Desde o terremoto, o Fumin do BID também vem buscando maneiras inovadoras de aumentar a produção e a receita agrícola. Foram estabelecidas parcerias significativas para apoiar projetos em duas importantes cadeias de valor rurais: manga e café. No primeiro caso, o Fumin associou-se à The Coca Cola Company, à USAID e à ONG TechnoServe para capacitar cerca de 25.000 agricultores com o objetivo de dobrar a renda proveniente do cultivo de mangas. No caso do café, o Fumin está apoiando um projeto com a agência de desenvolvimento francesa AFD, a Nestlé, os Agrônomos e Veterinários sem Fronteiras e a federação de plantadores de café colombiana para levar o Haiti de volta à sua posição de produtor e exportador de destaque.
Protegendo o celeiro do Haiti
No vale do rio Artibonite, a principal região agrícola do Haiti, o BID tem apoiado já há bastante tempo um programa para aumentar a produção de colheitas básicas, como o arroz, e de vegetais de alto valor. A maioria dos investimentos destinou-se a proteger, recuperar e expandir a rede de irrigação da região, a maior do país. Como resultado, nos dois últimos anos a área irrigada aumentou em 5.000 hectares durante a estação seca e 7.000 hectares na estação das chuvas, possibilitando que mais 10.000 agricultores plantassem duas vezes por ano.
“Além disso, obras feitas nas margens do rio asseguraram a proteção de cerca de 10.000 hectares, ou mais ou menos um terço da área irrigada de Artibonite”, disse a especialista em desenvolvimento rural do BID Marion Le Pommellec, líder de equipe do programa. “Obras em andamento para fortalecer a represa de Canneau garantirão a proteção do sistema inteiro.”
Antes do terremoto de 2010, o programa financiou a construção de uma ponte de 86 metros sobre a via de escoamento do Salée, que costuma transbordar em todas as estações chuvosas, isolando cerca de 40.000 pessoas do resto do vale.
O programa também apoiou a recuperação de uma usina de processamento de arroz, quadruplicando sua capacidade. A usina fornece sementes selecionadas para ajudar os agricultores locais a melhorar sua produção. Pesquisas aplicadas e assistência técnica oferecidas pelo programa, associadas ao apoio de uma missão técnica de Taiwan, China, para introduzir técnicas agrícolas mais produtivas, demonstraram em lotes experimentais que a produção pode mais do que triplicar, dependendo da variedade de arroz cultivada e dos insumos disponíveis.

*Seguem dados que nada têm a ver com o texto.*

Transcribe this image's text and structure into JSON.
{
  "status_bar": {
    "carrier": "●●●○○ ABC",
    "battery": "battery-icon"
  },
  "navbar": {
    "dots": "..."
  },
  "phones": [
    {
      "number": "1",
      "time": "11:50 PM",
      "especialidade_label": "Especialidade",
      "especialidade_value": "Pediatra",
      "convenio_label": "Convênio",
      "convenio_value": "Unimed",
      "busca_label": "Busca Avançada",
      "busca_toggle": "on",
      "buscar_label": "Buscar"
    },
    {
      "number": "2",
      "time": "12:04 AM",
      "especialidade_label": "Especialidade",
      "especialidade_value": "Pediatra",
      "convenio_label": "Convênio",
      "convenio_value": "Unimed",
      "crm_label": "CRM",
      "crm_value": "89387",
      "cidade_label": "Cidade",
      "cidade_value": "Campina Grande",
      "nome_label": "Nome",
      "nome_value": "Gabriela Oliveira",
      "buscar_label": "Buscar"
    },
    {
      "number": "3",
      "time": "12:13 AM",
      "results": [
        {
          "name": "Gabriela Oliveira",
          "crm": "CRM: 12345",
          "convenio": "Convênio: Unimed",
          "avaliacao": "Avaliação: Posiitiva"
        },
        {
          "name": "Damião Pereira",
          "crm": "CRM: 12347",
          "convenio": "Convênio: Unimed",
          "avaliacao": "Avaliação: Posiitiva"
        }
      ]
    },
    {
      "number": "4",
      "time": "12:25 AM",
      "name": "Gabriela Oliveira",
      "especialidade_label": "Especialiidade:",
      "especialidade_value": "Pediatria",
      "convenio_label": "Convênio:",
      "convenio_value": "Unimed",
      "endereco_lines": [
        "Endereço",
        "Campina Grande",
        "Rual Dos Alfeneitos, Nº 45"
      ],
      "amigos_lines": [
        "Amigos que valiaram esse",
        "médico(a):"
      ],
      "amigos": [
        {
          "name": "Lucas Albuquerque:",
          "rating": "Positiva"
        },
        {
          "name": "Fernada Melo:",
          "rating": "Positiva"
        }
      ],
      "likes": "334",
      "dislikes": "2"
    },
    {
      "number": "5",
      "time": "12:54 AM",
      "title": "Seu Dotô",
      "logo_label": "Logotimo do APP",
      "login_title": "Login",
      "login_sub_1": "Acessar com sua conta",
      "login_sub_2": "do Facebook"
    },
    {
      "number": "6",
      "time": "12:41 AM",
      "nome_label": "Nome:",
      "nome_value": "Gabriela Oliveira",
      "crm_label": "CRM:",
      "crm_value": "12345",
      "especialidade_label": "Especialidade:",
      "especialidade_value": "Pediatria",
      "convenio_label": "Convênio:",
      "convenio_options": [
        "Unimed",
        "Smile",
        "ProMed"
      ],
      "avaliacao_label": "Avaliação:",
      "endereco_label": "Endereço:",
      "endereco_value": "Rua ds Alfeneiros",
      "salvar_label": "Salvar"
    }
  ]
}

Represa pequena, grande impacto
Décadas de desmatamento e degradação do solo devastaram a bacia hidrográfica do Ennery-Quinte, mas um projeto de intensificação da agricultura financiado pelo BID está usando várias abordagens para aumentar a produtividade rural nessa bacia. Uma das técnicas mais promissoras é a construção de micro-represas, diz o especialista em desenvolvimento rural Bruno Jacquet.
Usando grandes pedras e cimento, o projeto constrói pequenas represas ao longo do curso das ravinas. Durante a estação chuvosa, a água se acumula atrás do muro de retenção e o sedimento deposita-se no leito do rio. Em menos de um ano, pequenos bancos de solo mais rico vão se formando, permitindo aos agricultores plantar produtos de valor mais alto, como feijão, inhame ou banana-nanica. Quando a estação passa, as áreas férteis continuam a crescer. Os agricultores agora podem usar parte de sua renda adicional para plantar sebes e árvores acima das laterais da ravina, protegendo suas terras.
Essa técnica, testada pela primeira vez no Haiti por especialistas franceses em auxílio internacional, está sendo expandida em um projeto apoiado pelo BID, que já financiou a construção de 26 micro-represas ao longo do Ennery-Quinte, de um total de 150 planejadas. Dados os retornos rápidos e os impactos ambientais positivos desses investimentos (as micro-represas custam cerca de US$ 5.000 cada uma), o BID espera replicar essa experiência em três outras bacias hidrográficas onde está financiando programas de gestão de bacias, disse Jacquet.
Outros marcos do projeto do Ennery-Quinte são: a melhoria de 50.000 mangueiras por enxertia; a construção de 400 cisternas para captação de águas pluviais; um programa piloto bem sucedido de teste de vales para recebimento de sementes e a plantação de mais de 1 milhão de árvores frutíferas e de madeira ao longo dos rios.
Esse trabalho de reflorestamento deve ser reforçado por outras medidas referentes a governança local, como convencer os agricultores a criar suas vacas e cabras em confinamento para evitar que comam as mudas e a deixar de fazer queimadas para limpar a terra para o plantio. Jacquet observa que isso exigirá métodos alternativos, como plantar forragem para alimentar o gado ou adotar agricultura baseada em cobertura orgânica, que ajuda a conservar o solo.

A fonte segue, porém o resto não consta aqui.